High Pressure Phases

Diverse structure types for rare earth element phosphates yield similar amorphization behavior under ion irradiation, despite very different structures and responses to compression.

Rare earth element (REE) phosphates are an attractive host material for the long-lived decay products found in spent nuclear fuel due to their high radiation tolerance.  REE phosphates adopt different structure types (Fig. 1) depending on the size of the rare earth element — lighter, larger rare earth ions are stable in the monoclinic monazite structure, while heavier, smaller rare earth ions prefer the tetragonal xenotime structure. Results from X-ray diffraction studies at high pressure show that these different structure types respond very differently to compression, which raised the possibility that their behavior under irradiation by energetic heavy ions would also be distinct.

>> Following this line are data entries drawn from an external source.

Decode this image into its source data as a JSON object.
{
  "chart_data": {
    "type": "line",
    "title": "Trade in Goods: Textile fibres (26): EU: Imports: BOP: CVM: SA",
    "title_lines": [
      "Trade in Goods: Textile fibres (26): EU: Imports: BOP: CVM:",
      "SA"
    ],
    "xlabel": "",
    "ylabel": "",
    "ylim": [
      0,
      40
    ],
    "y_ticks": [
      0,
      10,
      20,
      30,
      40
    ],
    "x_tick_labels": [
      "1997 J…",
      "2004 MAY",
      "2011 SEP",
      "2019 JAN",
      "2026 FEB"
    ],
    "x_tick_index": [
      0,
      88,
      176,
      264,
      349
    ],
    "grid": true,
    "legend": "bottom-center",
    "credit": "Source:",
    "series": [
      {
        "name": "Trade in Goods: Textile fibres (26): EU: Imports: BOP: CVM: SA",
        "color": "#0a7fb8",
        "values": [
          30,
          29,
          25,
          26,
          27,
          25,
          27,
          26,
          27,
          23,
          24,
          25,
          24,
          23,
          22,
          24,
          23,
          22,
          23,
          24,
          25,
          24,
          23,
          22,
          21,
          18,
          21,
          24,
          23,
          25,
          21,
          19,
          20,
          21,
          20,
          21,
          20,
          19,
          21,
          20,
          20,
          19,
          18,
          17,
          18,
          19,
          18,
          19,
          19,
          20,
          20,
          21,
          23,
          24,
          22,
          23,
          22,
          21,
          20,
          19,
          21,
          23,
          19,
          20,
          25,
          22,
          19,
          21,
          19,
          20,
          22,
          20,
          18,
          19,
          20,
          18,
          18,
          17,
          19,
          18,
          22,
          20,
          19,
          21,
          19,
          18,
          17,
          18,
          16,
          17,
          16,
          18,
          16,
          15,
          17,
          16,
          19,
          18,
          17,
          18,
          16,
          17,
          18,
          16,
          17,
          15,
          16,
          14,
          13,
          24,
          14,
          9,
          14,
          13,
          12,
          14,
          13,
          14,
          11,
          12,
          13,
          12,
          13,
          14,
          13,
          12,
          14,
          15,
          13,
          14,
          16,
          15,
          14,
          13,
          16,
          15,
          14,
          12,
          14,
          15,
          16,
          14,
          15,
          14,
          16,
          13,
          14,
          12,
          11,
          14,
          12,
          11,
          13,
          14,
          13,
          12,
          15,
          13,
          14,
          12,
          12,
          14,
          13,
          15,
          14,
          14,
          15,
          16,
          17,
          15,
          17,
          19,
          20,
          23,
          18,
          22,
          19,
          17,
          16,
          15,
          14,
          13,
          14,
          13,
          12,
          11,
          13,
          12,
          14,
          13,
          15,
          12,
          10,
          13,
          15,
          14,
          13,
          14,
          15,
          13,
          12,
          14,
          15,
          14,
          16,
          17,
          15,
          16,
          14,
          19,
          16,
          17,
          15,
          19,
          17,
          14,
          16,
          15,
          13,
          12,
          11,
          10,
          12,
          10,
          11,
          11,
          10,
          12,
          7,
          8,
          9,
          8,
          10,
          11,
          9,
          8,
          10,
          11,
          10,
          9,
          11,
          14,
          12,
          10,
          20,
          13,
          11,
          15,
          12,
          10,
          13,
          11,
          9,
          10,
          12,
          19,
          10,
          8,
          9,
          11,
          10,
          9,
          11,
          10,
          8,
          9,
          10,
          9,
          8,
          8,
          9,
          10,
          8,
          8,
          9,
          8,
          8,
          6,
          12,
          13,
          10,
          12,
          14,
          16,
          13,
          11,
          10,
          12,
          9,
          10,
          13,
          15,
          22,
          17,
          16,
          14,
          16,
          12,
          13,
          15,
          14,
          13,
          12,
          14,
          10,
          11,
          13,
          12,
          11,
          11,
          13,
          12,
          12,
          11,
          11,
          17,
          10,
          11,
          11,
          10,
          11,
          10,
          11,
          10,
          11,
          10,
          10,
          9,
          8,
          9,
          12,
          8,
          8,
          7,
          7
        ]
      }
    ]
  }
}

Using one of the world’s largest ion accelerators at the Helmholtz Centre for Heavy Ion Research (Darmstadt, Germany), a group including CDAC Academic Partner Maik Lang, former CDAC students Will Cureton and Raul Palomares, and current student Cale Overstreet, along with colleagues from the Institute of Energy and Climate Research (Jülich, Germany), the Karlsruhe Institute of Technology (Karlsruhe, Germany), and Stanford University have studied the response of SmPO4 (monazite structure) and TbPO4 (xenotime structure) under intense heavy ion irradiation.  The work aims to model how robust these structures are in response to intense radiation and to evaluate their potential stability in a nuclear waste storage environment.

Transmission electron microscopy shows that both materials lose crystallinity under irradiation in a very similar manner, experiencing some degree of amorphization. The local structural arrangement within the amorphous region is also retained in both materials as confirmed by Raman spectroscopy, suggesting that, despite their different structures, changes in chemistry that might take place within nuclear waste forms will not dramatically affect these materials’ responses to ion irradiation.

Overstreet, C., J. Cooper, E. O’Quinn, W. Cureton, R. Palomares, J. Leys, G. Deissmann, S. Neumeier, C.-H. Chen and M. Lang, Structural stability of REE-PO4 (REE = Sm, Tb) under swift heavy ion irradiation. Nuclear Instruments and Methods in Physics Research B, 527, 34-39 (2022).